Il est assez difficile d’asseoir un jugement critique sur ces données incomplètes, lesquelles ne diffèrent pas essentiellement des légendes vulgaires dont Prométhée était le sujet. Tout ce qu’on peut affirmer, c’est que la légende et le génie tragique étaient d’accord pour stipuler une rédemption finale du génie persécuté. L’homme se refuse instinctivement à croire à l’éternité des peines. Reste à savoir si le drame de la délivrance pouvait se rattacher à celui du supplice autrement que par le lien extérieur, peu satisfaisant pour l’esprit, du mythe populaire, ou bien si le génie du poète a su corriger les inconséquences de ce mythe tout en respectant la forme consacrée.
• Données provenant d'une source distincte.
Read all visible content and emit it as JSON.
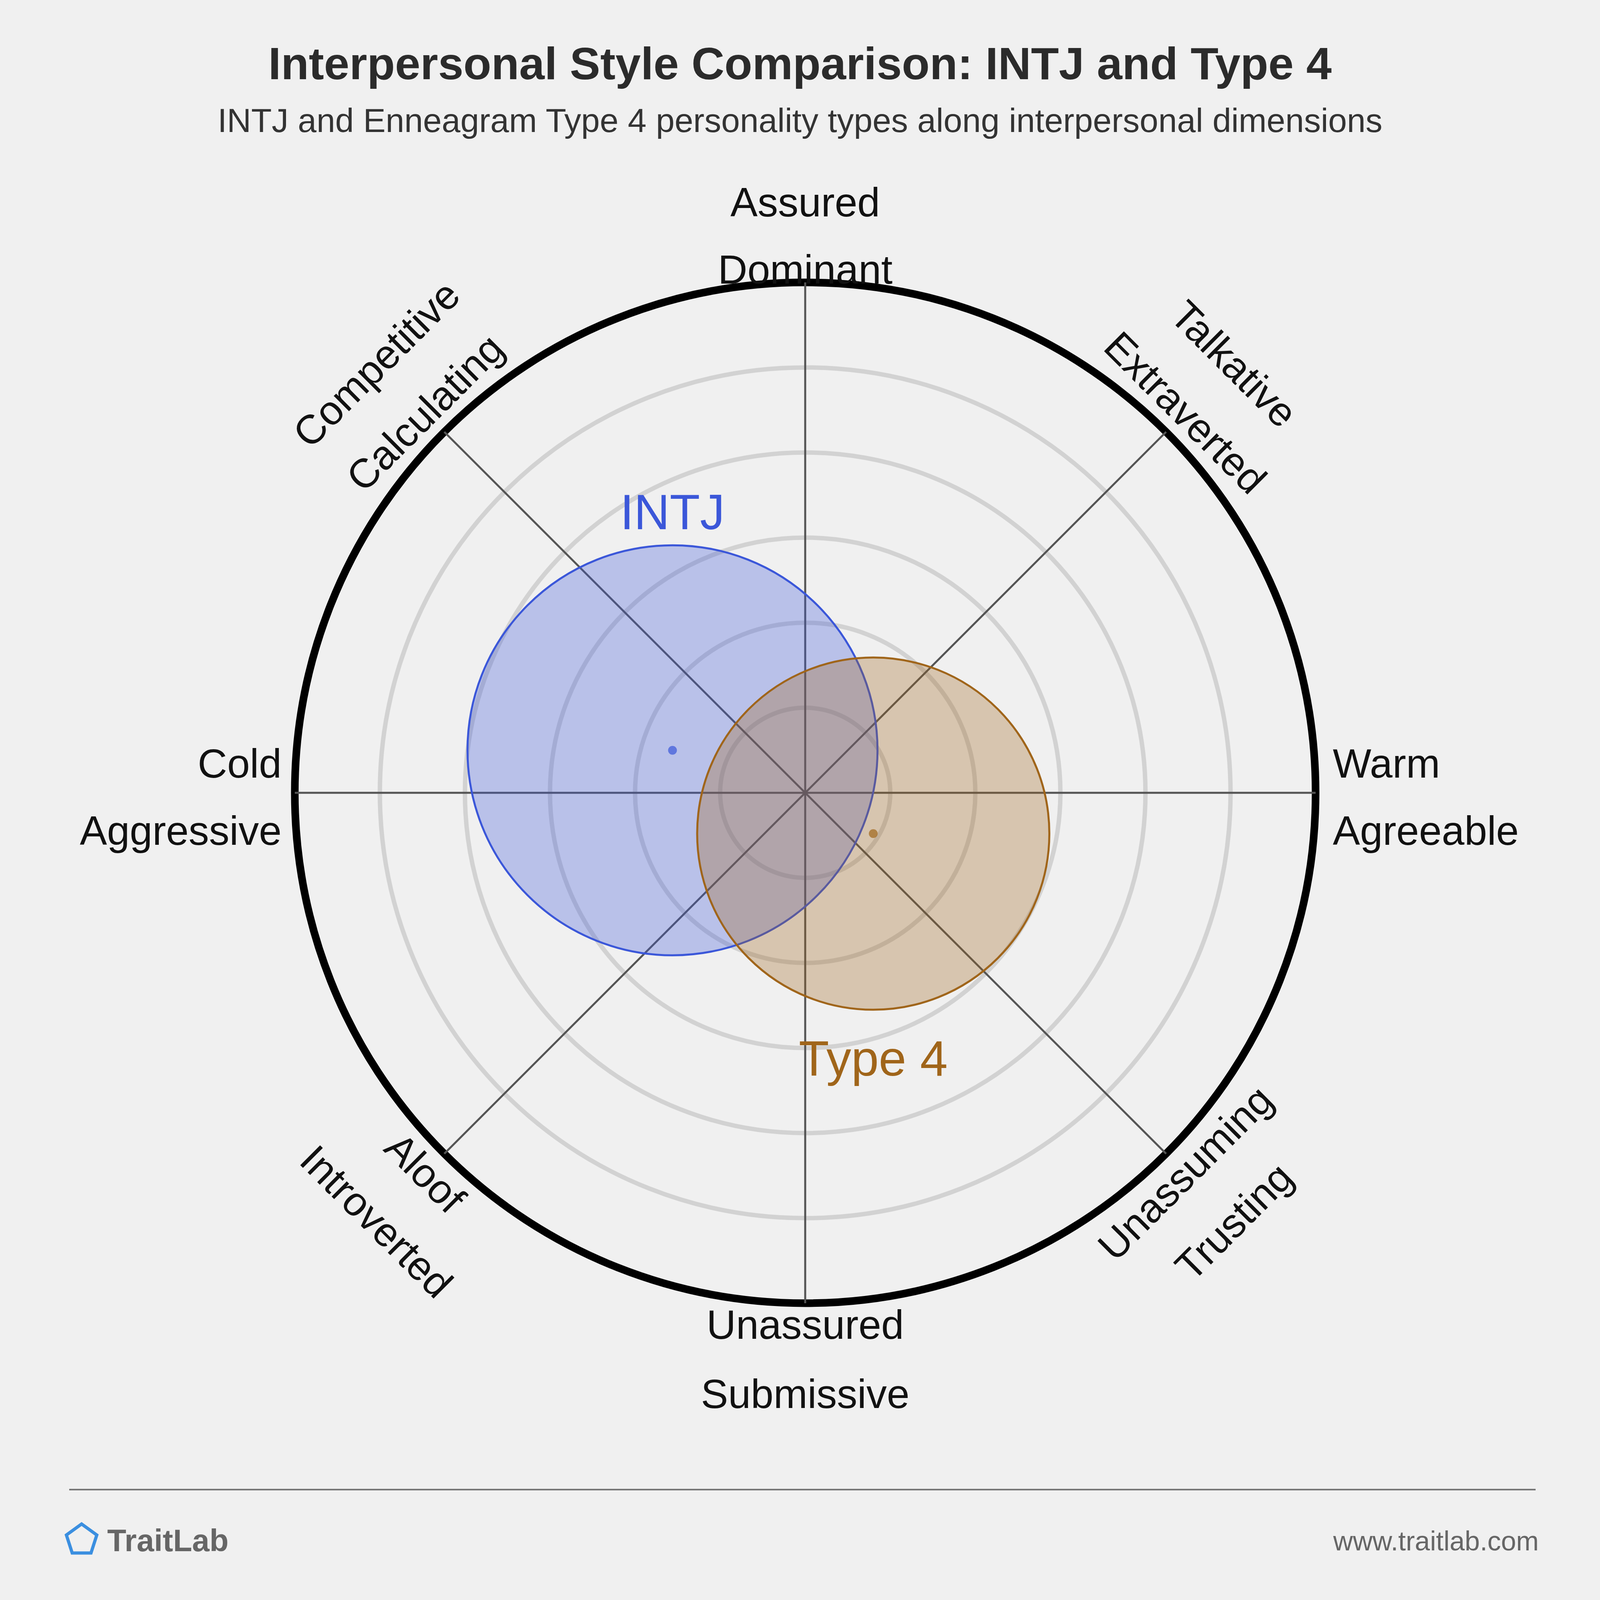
{
  "chart_data": {
    "type": "circumplex",
    "title": "Interpersonal Style Comparison: INTJ and Type 4",
    "subtitle": "INTJ and Enneagram Type 4 personality types along interpersonal dimensions",
    "axis_labels": [
      [
        "Assured",
        "Dominant"
      ],
      [
        "Talkative",
        "Extraverted"
      ],
      [
        "Warm",
        "Agreeable"
      ],
      [
        "Unassuming",
        "Trusting"
      ],
      [
        "Unassured",
        "Submissive"
      ],
      [
        "Aloof",
        "Introverted"
      ],
      [
        "Cold",
        "Aggressive"
      ],
      [
        "Competitive",
        "Calculating"
      ]
    ],
    "xlim": [
      -6,
      6
    ],
    "ylim": [
      -6,
      6
    ],
    "xticks": [
      1,
      2,
      3,
      4,
      5,
      6
    ],
    "grid": true,
    "tick_labels": false,
    "series": [
      {
        "name": "INTJ",
        "color": "#3b57d9",
        "x": [
          -1.56
        ],
        "values": [
          0.5
        ],
        "size": [
          2.41
        ]
      },
      {
        "name": "Type 4",
        "color": "#a0651a",
        "x": [
          0.8
        ],
        "values": [
          -0.48
        ],
        "size": [
          2.07
        ]
      }
    ],
    "footer": {
      "brand": "TraitLab",
      "url": "www.traitlab.com"
    }
  }
}
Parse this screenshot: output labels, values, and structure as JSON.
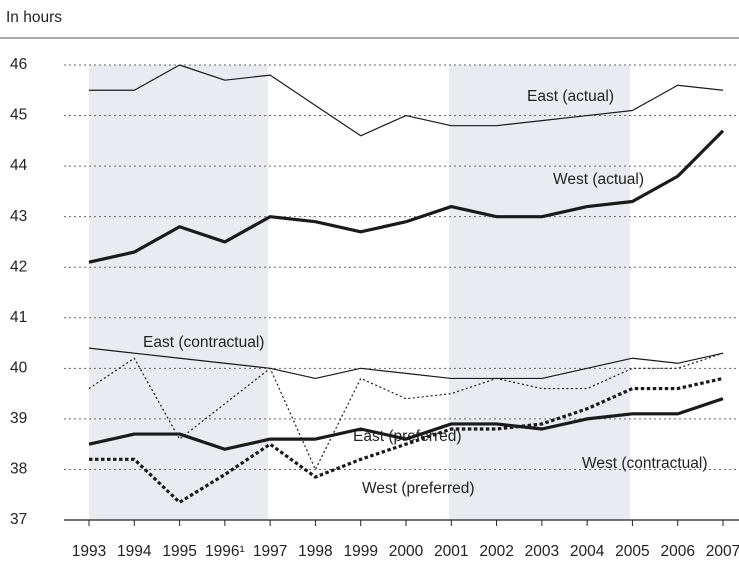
{
  "chart_data": {
    "type": "line",
    "y_label": "In hours",
    "categories": [
      "1993",
      "1994",
      "1995",
      "1996¹",
      "1997",
      "1998",
      "1999",
      "2000",
      "2001",
      "2002",
      "2003",
      "2004",
      "2005",
      "2006",
      "2007"
    ],
    "ylim": [
      37,
      46
    ],
    "yticks": [
      37,
      38,
      39,
      40,
      41,
      42,
      43,
      44,
      45,
      46
    ],
    "grid": true,
    "series": [
      {
        "name": "East (actual)",
        "color": "#1a1a1a",
        "weight": "normal",
        "dash": "solid",
        "values": [
          45.5,
          45.5,
          46.0,
          45.7,
          45.8,
          45.2,
          44.6,
          45.0,
          44.8,
          44.8,
          44.9,
          45.0,
          45.1,
          45.6,
          45.5
        ]
      },
      {
        "name": "West (actual)",
        "color": "#1a1a1a",
        "weight": "bold",
        "dash": "solid",
        "values": [
          42.1,
          42.3,
          42.8,
          42.5,
          43.0,
          42.9,
          42.7,
          42.9,
          43.2,
          43.0,
          43.0,
          43.2,
          43.3,
          43.8,
          44.7
        ]
      },
      {
        "name": "East (contractual)",
        "color": "#1a1a1a",
        "weight": "normal",
        "dash": "solid",
        "values": [
          40.4,
          40.3,
          40.2,
          40.1,
          40.0,
          39.8,
          40.0,
          39.9,
          39.8,
          39.8,
          39.8,
          40.0,
          40.2,
          40.1,
          40.3
        ]
      },
      {
        "name": "East (preferred)",
        "color": "#1a1a1a",
        "weight": "normal",
        "dash": "dotted",
        "values": [
          39.6,
          40.2,
          38.6,
          39.3,
          40.0,
          38.0,
          39.8,
          39.4,
          39.5,
          39.8,
          39.6,
          39.6,
          40.0,
          40.0,
          40.3
        ]
      },
      {
        "name": "West (contractual)",
        "color": "#1a1a1a",
        "weight": "bold",
        "dash": "solid",
        "values": [
          38.5,
          38.7,
          38.7,
          38.4,
          38.6,
          38.6,
          38.8,
          38.6,
          38.9,
          38.9,
          38.8,
          39.0,
          39.1,
          39.1,
          39.4
        ]
      },
      {
        "name": "West (preferred)",
        "color": "#1a1a1a",
        "weight": "bold",
        "dash": "dotted",
        "values": [
          38.2,
          38.2,
          37.35,
          37.9,
          38.5,
          37.85,
          38.2,
          38.5,
          38.8,
          38.8,
          38.9,
          39.2,
          39.6,
          39.6,
          39.8
        ]
      }
    ]
  }
}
Cette dernière supposition est peu probable. La situation était insoluble au point de vue païen. Prométhée et Jupiter ne se sont réconciliés qu’à la condition, pour le premier de se démentir, pour le second de s’adoucir ; mais reconnaissons-nous là le Jupiter et le Prométhée des deux premiers drames ? Ne sont-ils pas l’un et l’autre infidèles à leur caractère ?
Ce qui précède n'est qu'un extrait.